Flat Lens Gets Ahead of the Optical Curve

by Alan S. Brown

Andrei Faraon at California Institute of Technology's Nanoscale and Quantum Optics Lab creates new lenses

Aided by a microscope, you can see the silicon pillars Faraon uses to direct light so that a flat surface can act as a focusing lens.​

The Author

Alan S. Brown

The Researcher

Andrei Faraon

The word "lens" takes its name from the Latin word for lentil. Both are both hemispheric shapes bound together on their flat surface. So a "flat lens" sounds like a contradiction of terms. Yet that is exactly what Andrei Faraon is working on at California Institute of Technology's Nanoscale and Quantum Optics Lab.

Why flat lenses? They could be used in lots of places where conventional optical lenses are too bulky, Faraon, a member of the Kavli Nanoscience Institute at Caltech, explained. Built onto semiconductor sensors, surgeons could attach them to guide surgical tools and researchers could use them in microscopes designed to look at transparent objects inside cells.

There are several reasons conventional optical lenses fall short for these and other applications. Those lenses work by bending light, so it focuses on a single point in the center. Yet the curves used to gather light make conventional lenses expensive to manufacture. They also distort colors and produce less sharp images on their edges. To correct for those flaws, optical systems use additional lenses, which makes them bulky and more expensive.

Finally, in today's digital world, engineers must couple those lenses with a separate image sensor, which makes them even bulkier and more costly.

Faraon thought he had a clear solution: Build a flat lens using the same techniques used to fabricate silicon semiconductor image sensors so that the lens and sensor form a small, single integrated system.

But first, he had to find a way to collect and focus light using a flat surface.

That's what metasurfaces do. They are surfaces made of conventional materials--in this case, silicon--shaped into nanosized structures that alter how those materials respond to light. The most famous example of an optical metamaterial is a cloak developed at Duke University that bends light and makes objects appear invisible.

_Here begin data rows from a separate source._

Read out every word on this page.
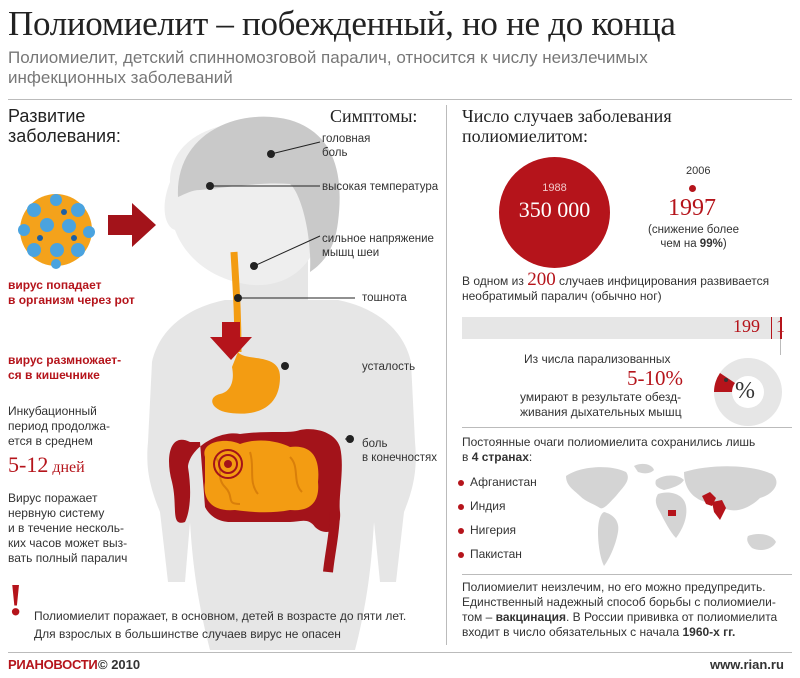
Полиомиелит – побежденный, но не до конца
Полиомиелит, детский спинномозговой паралич, относится к числу неизлечимых инфекционных заболеваний
Развитие
заболевания:
вирус попадает
в организм через рот
вирус размножает-
ся в кишечнике
Инкубационный
период продолжа-
ется в среднем
5-12 дней
Вирус поражает
нервную систему
и в течение несколь-
ких часов может выз-
вать полный паралич
Симптомы:
головная
боль
высокая температура
сильное напряжение
мышц шеи
тошнота
усталость
боль
в конечностях
Число случаев заболевания
полиомиелитом:
1988
350 000
2006
1997
(снижение более
чем на 99%)
В одном из 200 случаев инфицирования развивается
необратимый паралич (обычно ног)
199 1
Из числа парализованных
5-10%
умирают в результате обезд-
живания дыхательных мышц
%
Постоянные очаги полиомиелита сохранились лишь
в 4 странах:
Афганистан
Индия
Нигерия
Пакистан
Полиомиелит неизлечим, но его можно предупредить.
Единственный надежный способ борьбы с полиомиели-
том – вакцинация. В России прививка от полиомиелита
входит в число обязательных с начала 1960-х гг.
! Полиомиелит поражает, в основном, детей в возрасте до пяти лет.
Для взрослых в большинстве случаев вирус не опасен
РИАНОВОСТИ © 2010	www.rian.ru
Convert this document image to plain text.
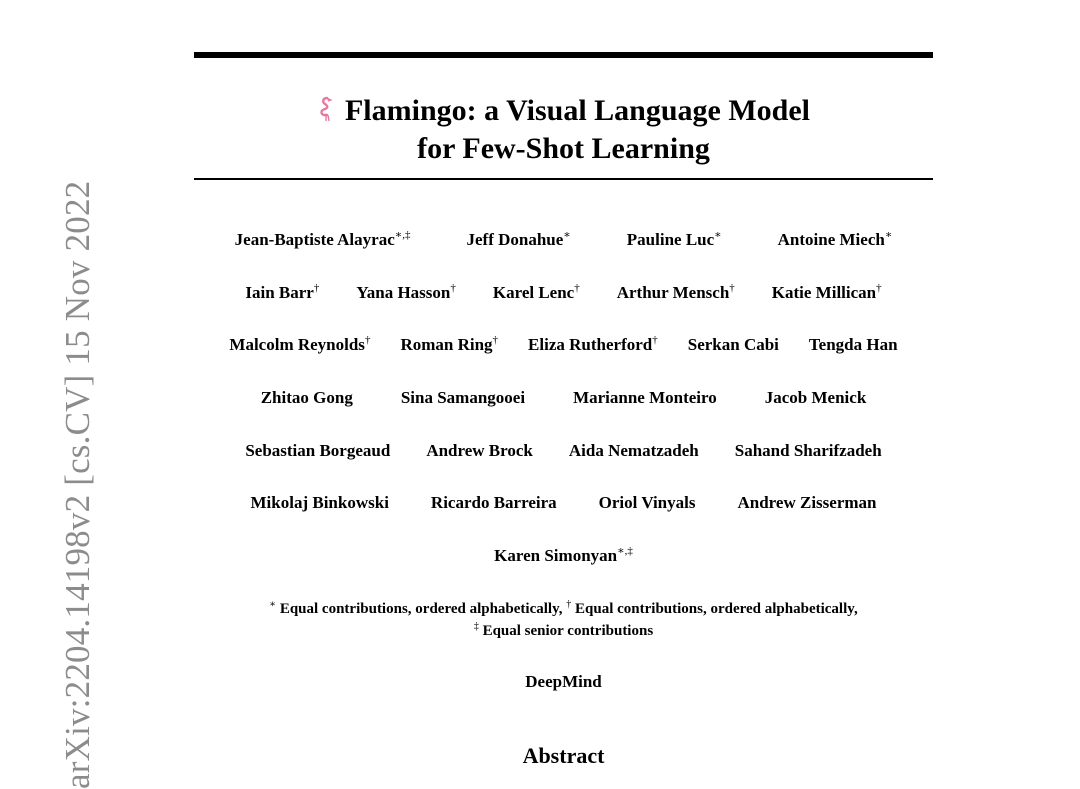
arXiv:2204.14198v2 [cs.CV] 15 Nov 2022
Flamingo: a Visual Language Model
for Few-Shot Learning
Jean-Baptiste Alayrac∗,‡	Jeff Donahue∗	Pauline Luc∗	Antoine Miech∗
Iain Barr† Yana Hasson† Karel Lenc† Arthur Mensch† Katie Millican†
Malcolm Reynolds† Roman Ring† Eliza Rutherford† Serkan Cabi Tengda Han
Zhitao Gong	Sina Samangooei	Marianne Monteiro	Jacob Menick
Sebastian Borgeaud Andrew Brock Aida Nematzadeh Sahand Sharifzadeh
Mikolaj Binkowski Ricardo Barreira Oriol Vinyals Andrew Zisserman
Karen Simonyan∗,‡
∗ Equal contributions, ordered alphabetically, † Equal contributions, ordered alphabetically,
‡ Equal senior contributions
DeepMind
Abstract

Faraon's metasurfaces are dotted with 600-nanometer-high silicon cylinders that alters the path and speed of light as it passes through them. (Light always moves the same speed in a vacuum, but slows down when it passes through a medium like water or silicon.)

"As the light propagates through the pillars, it works like a convex lens," he said. "The pillars in the center are fatter, so they delay light slightly longer than the thinner pillars on the edge."

Through careful calculations, Faraon's team designed an array of pillars that brought all light together on top of a flat image sensor like those used in smartphones and digital cameras.

At first, the metasurfaces produced images that were blurry around the edges. So, Faraon's group borrowed a trick used by conventional lenses and put two metasurfaces on top of one another (with the nanopillars on the outside).

This enabled him to create a lens that gathered light from a 70-degree viewing angle and focused it crisply on a single plane. Faraon has also made flat telephoto lenses that zoom in on an image.

The lenses should also be easy to mass produce at reasonable cost, since they are made by the same silicon semiconductor technology used to make conventional image sensors.

"If you know what to do, it's a simple to design compared with the design that goes into a computer processor," Faraon said.

Yet flat lenses have one major shortcoming: they work for one wavelength of light only. If a camera with a flat lens took a picture of an outdoor scene, all that would show up on the image is a specific wavelength of red, blue, or another color.

Surprisingly, this is not a deal breaker. After all, lasers and LED lights also emit only a single wavelength of light. So, any application that uses a laser or LED to illuminate something could use a flat lens to gather light reflected from that object.

That makes them ideal for surgical instruments like endoscopes. These are long, thin rods with cameras and LED lights at the end, which doctors insert into body cavities and organs to perform minimally invasive surgery.

Coupled with infrared LEDs, it could be used as night vision cameras for security systems.

Another possible use lies in differential phase contrast imaging, a technique often used to look at transparent objects, like cells, organelles inside cells, and crystals. It uses very small differences in the speed at which light, usually from an LED, passes these objects to enhance the edge of the sample.

Faraon is already working on several of these applications, proving that a flat lens is not really a contradiction in terms.